Every time someone mentions Martin Luther King and the Civil Rights movement in conjunction with Barack Obama's election, I tear up. Also when they mention Abraham Lincoln and slavery in conjunction with Barack Obama's election.

But hooray, hooray, hooray, hooray! I am so happy! Yay for America! Wonderful America! (Damn, don't know when the last time I said that was.) I themily wore purple today to celebrate.

Edit to add: I'm looking forward to watching the news today! I haven't looked forward to watching the news since, you know, ever. Hurrah!

Edit again to add: Well, except that time Cheney shot that guy in the face. But that wasn't the same as this.

Edit yet again to add: Farewell, Decider. We have not had a good eight years, and I disliked you before it was cool. I have journal entries from very early on in this millennium, to prove it.

Tuesday, November 4, 2008

I voted!

...Yes, I still love to vote.

Plus, for once, my voting precinct had plenty of signs. For once they are not hiding from the voters. It made a nice change, not to have to fuss at them for failing in their civic duty.

Now with the suspense. I cannot take this suspense. I wish I could look up what's going to happen on Wikipedia like I do with everything else in the world.

I'm sad.

I'm sad because Barack Obama's grandmother died. Poor Barack Obama. He makes me sad about his grandmother because whenever I see pictures of him with her he looks so happy, and when he talks about her being sick he always sounds so so sad.

I read that Catullus poem I love and once memorized for Latin, where he missed his brother's funeral and has to go far, far, far to see the grave place. I like it a lot, and I remember a surprising lot of the Latin. I really, seriously have to get back into reading Latin. It's just that I already have so many activities to do in the evenings - cross-stitching, watching Gilmore Girls, doing Tarot card readings for my stories (this is great, great fun), reading my Tarot book, reading Harry Potter, reading all of Shakespeare's plays, practicing playing guitar, watching Gossip Girl which has taken One Tree Hill's place in my heart, covering books in contact paper - and it makes it hard to find the time to do still more things. But darling Catullus! And darling Virgil! And darling, darling Ovid! And, oh my God, Cicero! Dear, darling, wonderful Cicero, with his beautiful elegant sentence structure!

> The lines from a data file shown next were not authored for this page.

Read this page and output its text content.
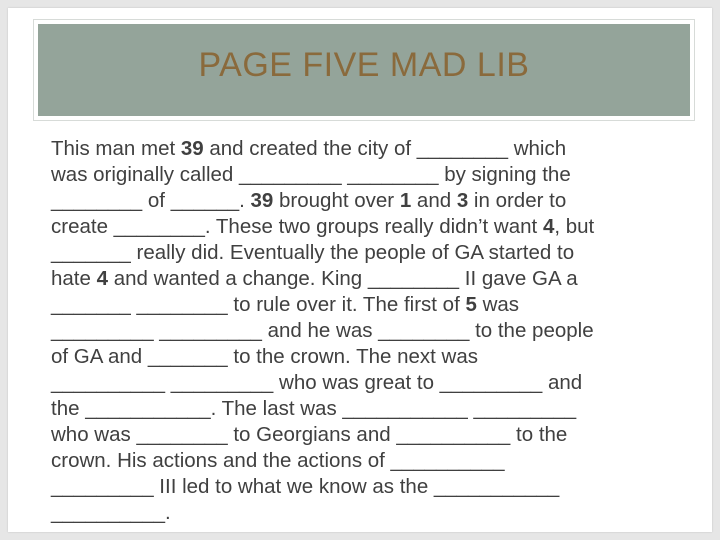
PAGE FIVE MAD LIB
This man met 39 and created the city of ________ which
was originally called _________ ________ by signing the
________ of ______. 39 brought over 1 and 3 in order to
create ________. These two groups really didn’t want 4, but
_______ really did. Eventually the people of GA started to
hate 4 and wanted a change. King ________ II gave GA a
_______ ________ to rule over it. The first of 5 was
_________ _________ and he was ________ to the people
of GA and _______ to the crown. The next was
__________ _________ who was great to _________ and
the ___________. The last was ___________ _________
who was ________ to Georgians and __________ to the
crown. His actions and the actions of __________
_________ III led to what we know as the ___________
__________.
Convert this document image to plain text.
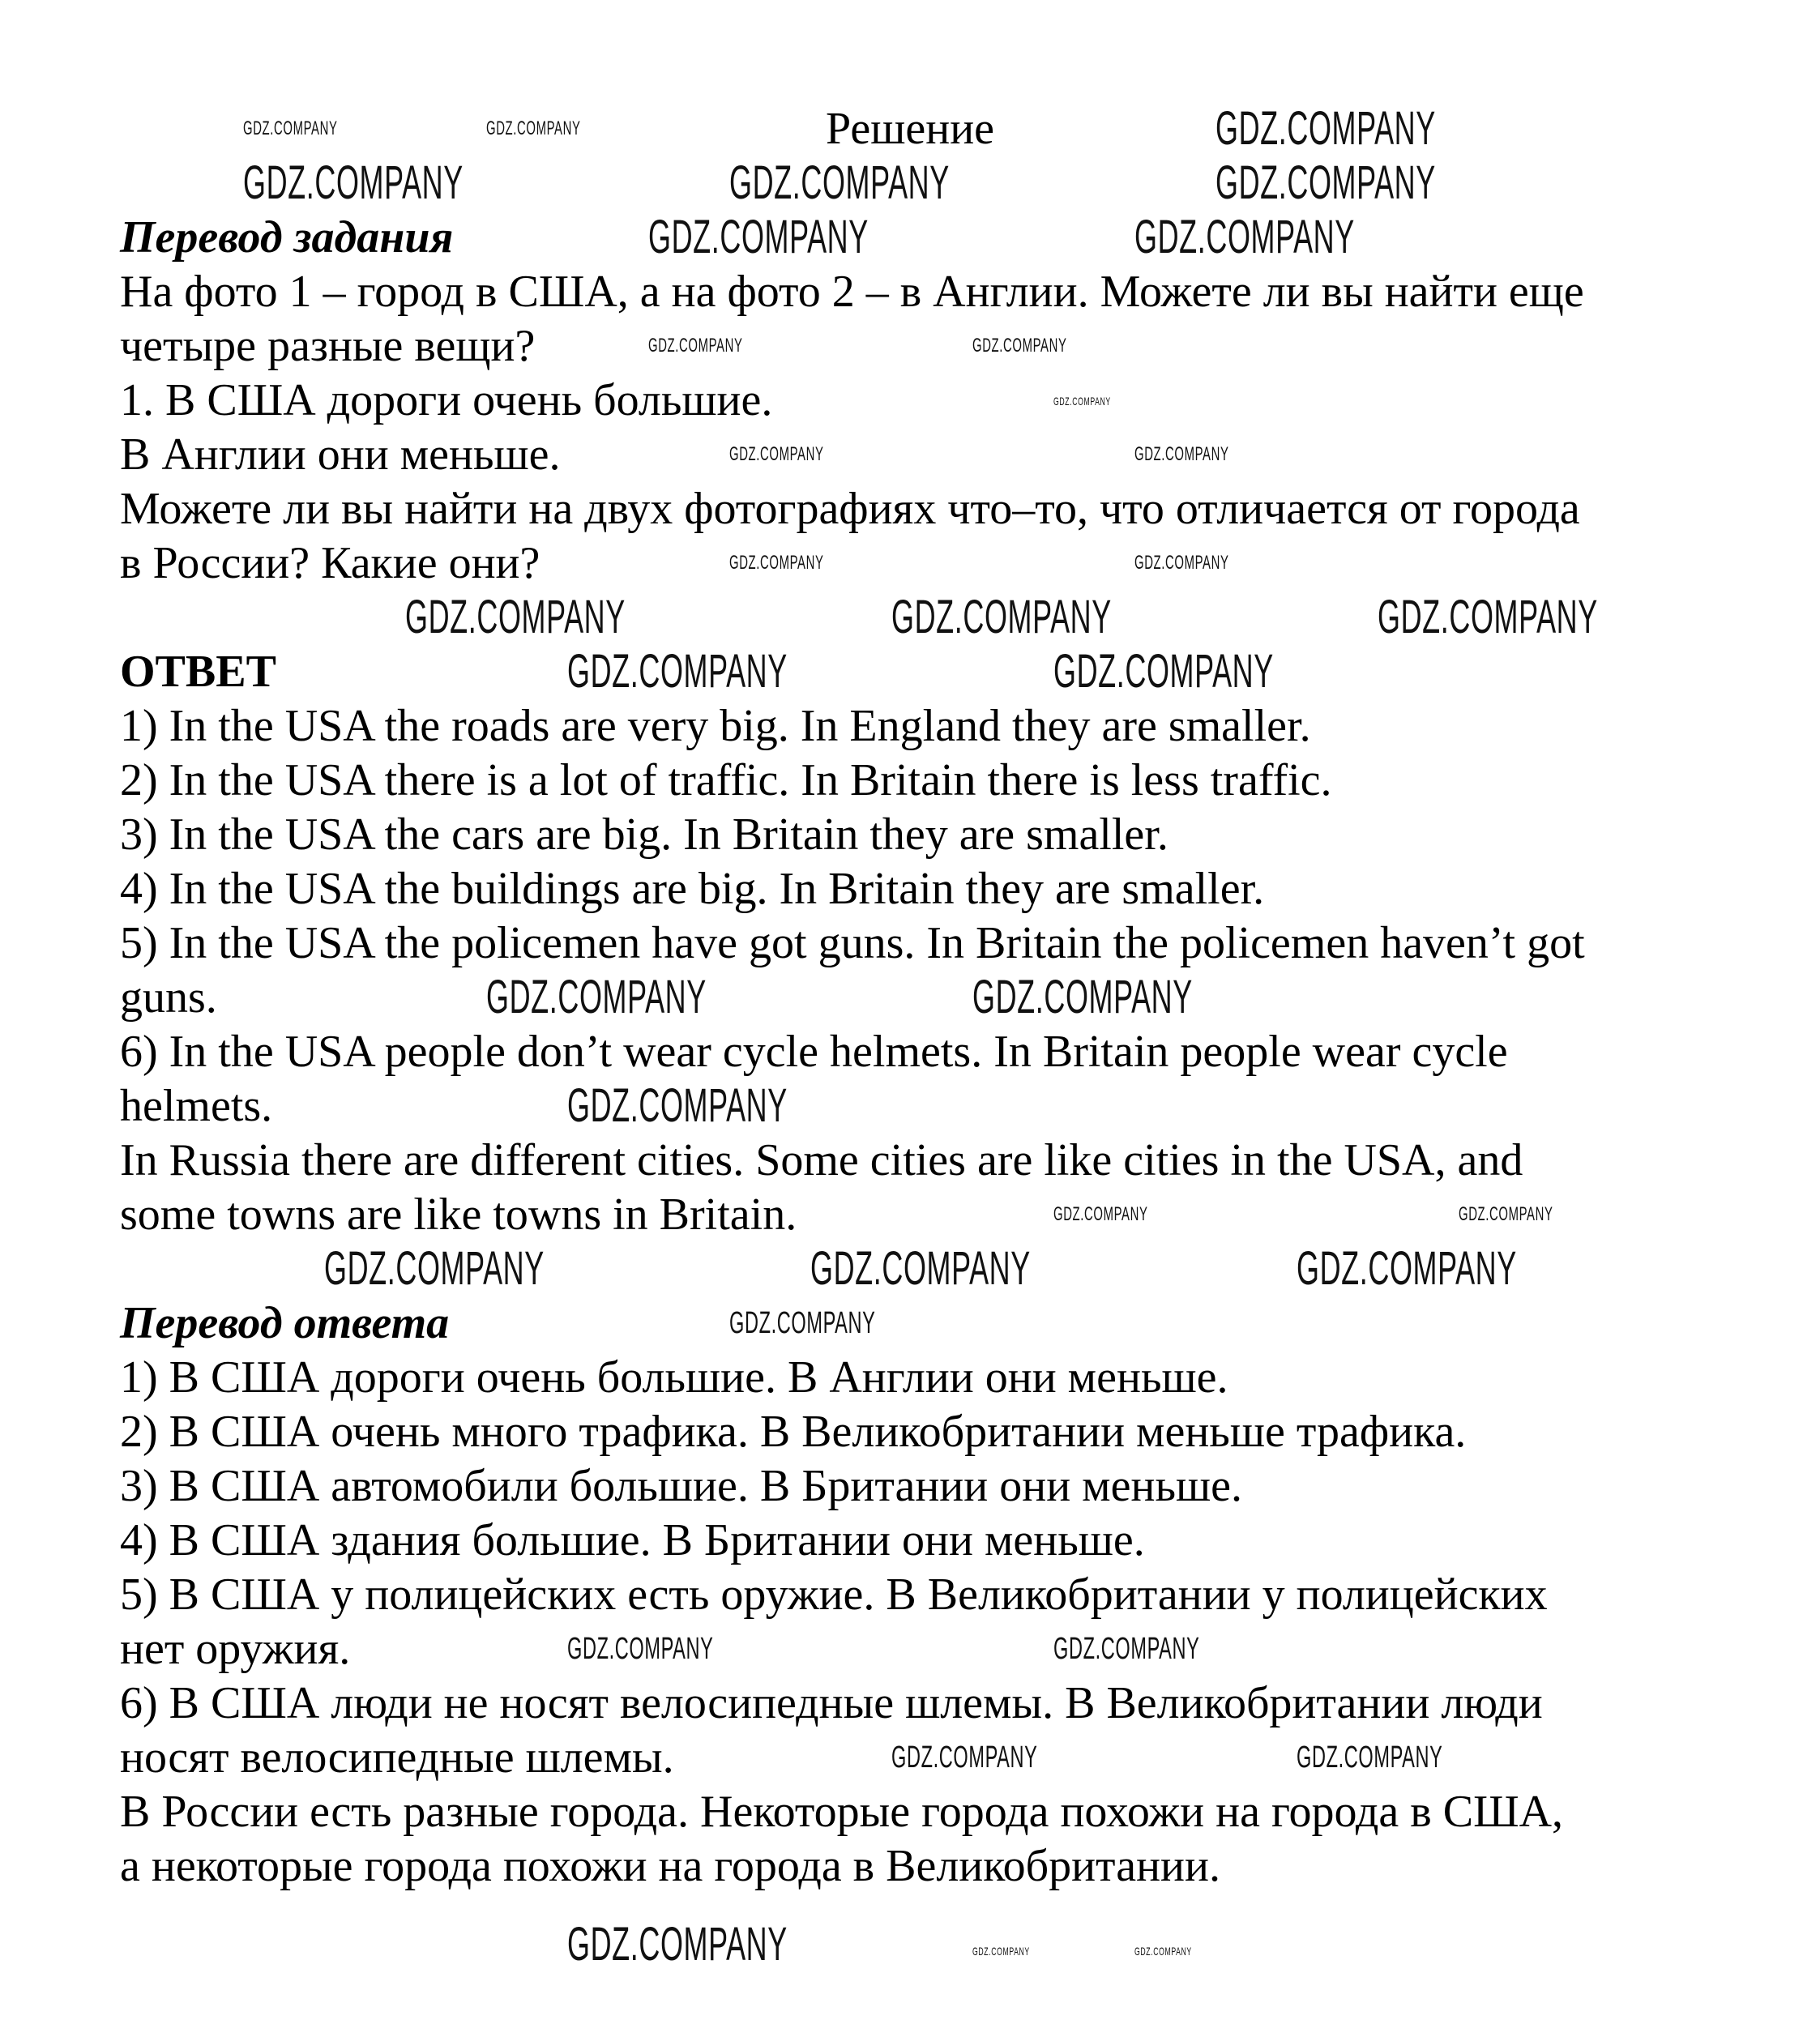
Решение
Перевод задания
На фото 1 – город в США, а на фото 2 – в Англии. Можете ли вы найти еще
четыре разные вещи?
1. В США дороги очень большие.
В Англии они меньше.
Можете ли вы найти на двух фотографиях что–то, что отличается от города
в России? Какие они?
ОТВЕТ
1) In the USA the roads are very big. In England they are smaller.
2) In the USA there is a lot of traffic. In Britain there is less traffic.
3) In the USA the cars are big. In Britain they are smaller.
4) In the USA the buildings are big. In Britain they are smaller.
5) In the USA the policemen have got guns. In Britain the policemen haven’t got
guns.
6) In the USA people don’t wear cycle helmets. In Britain people wear cycle
helmets.
In Russia there are different cities. Some cities are like cities in the USA, and
some towns are like towns in Britain.
Перевод ответа
1) В США дороги очень большие. В Англии они меньше.
2) В США очень много трафика. В Великобритании меньше трафика.
3) В США автомобили большие. В Британии они меньше.
4) В США здания большие. В Британии они меньше.
5) В США у полицейских есть оружие. В Великобритании у полицейских
нет оружия.
6) В США люди не носят велосипедные шлемы. В Великобритании люди
носят велосипедные шлемы.
В России есть разные города. Некоторые города похожи на города в США,
а некоторые города похожи на города в Великобритании.
GDZ.COMPANY	GDZ.COMPANY	GDZ.COMPANY
GDZ.COMPANY	GDZ.COMPANY
GDZ.COMPANY
GDZ.COMPANY	GDZ.COMPANY	GDZ.COMPANY
GDZ.COMPANY	GDZ.COMPANY
GDZ.COMPANY	GDZ.COMPANY
GDZ.COMPANY
GDZ.COMPANY	GDZ.COMPANY	GDZ.COMPANY
GDZ.COMPANY
GDZ.COMPANY	GDZ.COMPANY
GDZ.COMPANY	GDZ.COMPANY
GDZ.COMPANY
GDZ.COMPANY	GDZ.COMPANY
GDZ.COMPANY	GDZ.COMPANY
GDZ.COMPANY	GDZ.COMPANY
GDZ.COMPANY	GDZ.COMPANY
GDZ.COMPANY	GDZ.COMPANY
GDZ.COMPANY	GDZ.COMPANY
GDZ.COMPANY
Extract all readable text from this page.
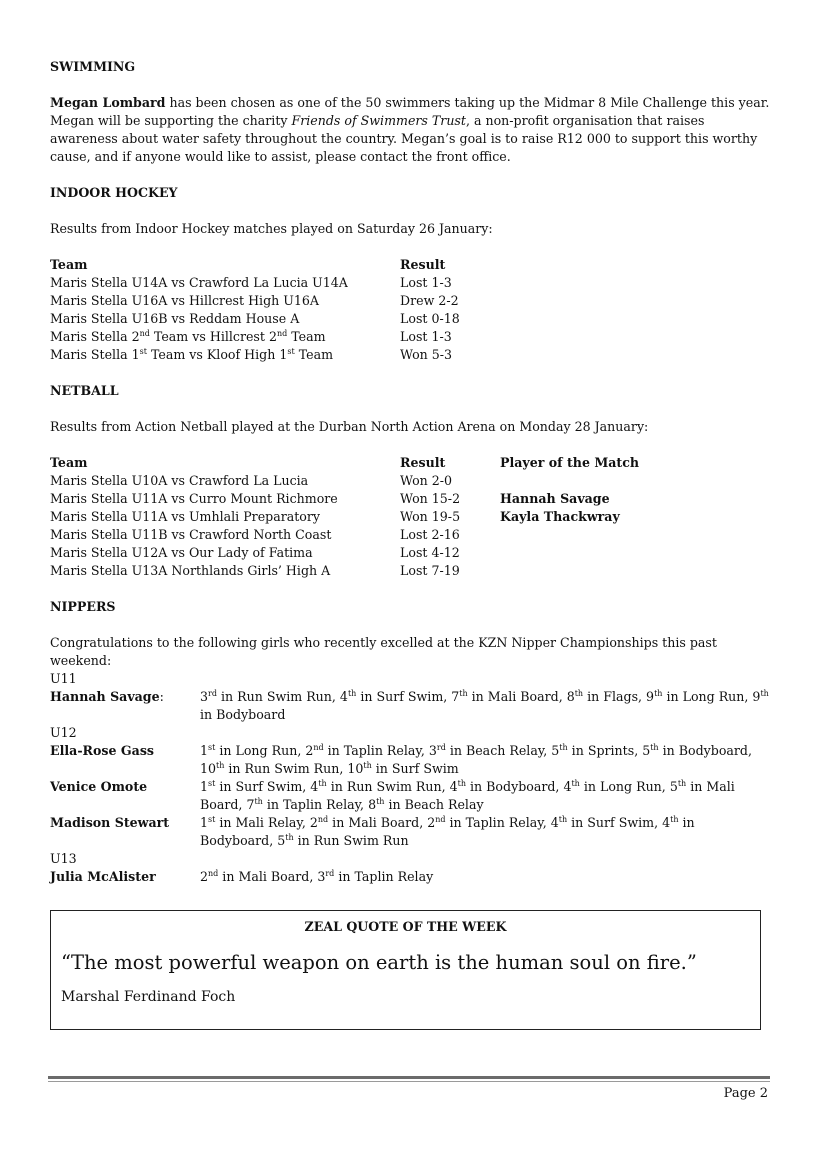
SWIMMING

Megan Lombard has been chosen as one of the 50 swimmers taking up the Midmar 8 Mile Challenge this year. Megan will be supporting the charity Friends of Swimmers Trust, a non-profit organisation that raises awareness about water safety throughout the country. Megan’s goal is to raise R12 000 to support this worthy cause, and if anyone would like to assist, please contact the front office.

INDOOR HOCKEY

Results from Indoor Hockey matches played on Saturday 26 January:

Team	Result
Maris Stella U14A vs Crawford La Lucia U14A	Lost 1-3
Maris Stella U16A vs Hillcrest High U16A	Drew 2-2
Maris Stella U16B vs Reddam House A	Lost 0-18
Maris Stella 2nd Team vs Hillcrest 2nd Team	Lost 1-3
Maris Stella 1st Team vs Kloof High 1st Team	Won 5-3
NETBALL

Results from Action Netball played at the Durban North Action Arena on Monday 28 January:

Team	Result	Player of the Match
Maris Stella U10A vs Crawford La Lucia	Won 2-0
Maris Stella U11A vs Curro Mount Richmore	Won 15-2	Hannah Savage
Maris Stella U11A vs Umhlali Preparatory	Won 19-5	Kayla Thackwray
Maris Stella U11B vs Crawford North Coast	Lost 2-16
Maris Stella U12A vs Our Lady of Fatima	Lost 4-12
Maris Stella U13A Northlands Girls’ High A	Lost 7-19
NIPPERS

Congratulations to the following girls who recently excelled at the KZN Nipper Championships this past weekend:

U11
Hannah Savage:	3rd in Run Swim Run, 4th in Surf Swim, 7th in Mali Board, 8th in Flags, 9th in Long Run, 9th in Bodyboard
U12
Ella-Rose Gass	1st in Long Run, 2nd in Taplin Relay, 3rd in Beach Relay, 5th in Sprints, 5th in Bodyboard, 10th in Run Swim Run, 10th in Surf Swim
Venice Omote	1st in Surf Swim, 4th in Run Swim Run, 4th in Bodyboard, 4th in Long Run, 5th in Mali Board, 7th in Taplin Relay, 8th in Beach Relay
Madison Stewart	1st in Mali Relay, 2nd in Mali Board, 2nd in Taplin Relay, 4th in Surf Swim, 4th in Bodyboard, 5th in Run Swim Run
U13
Julia McAlister	2nd in Mali Board, 3rd in Taplin Relay
ZEAL QUOTE OF THE WEEK
“The most powerful weapon on earth is the human soul on fire.”
Marshal Ferdinand Foch
Page 2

Okay, that's it. I'm buying some Latin books. I miss me some Cicero and Ovid and Catullus and Virgil. What's good about this is, I'm not taking Latin classes anymore, so I don't have to read any shit I don't want to read. There will be NO MORE Pliny for me, ever. NO CAESAR. And praise our God of Heaven and Earth, NO MORE LIVY EVER IN MY ENTIRE LIFE. Vile, vile Livy. When I meet Livy in heaven I will give him the cut direct, and go straight over to hang out with complex-sentences Cicero and exciting-stories Ovid.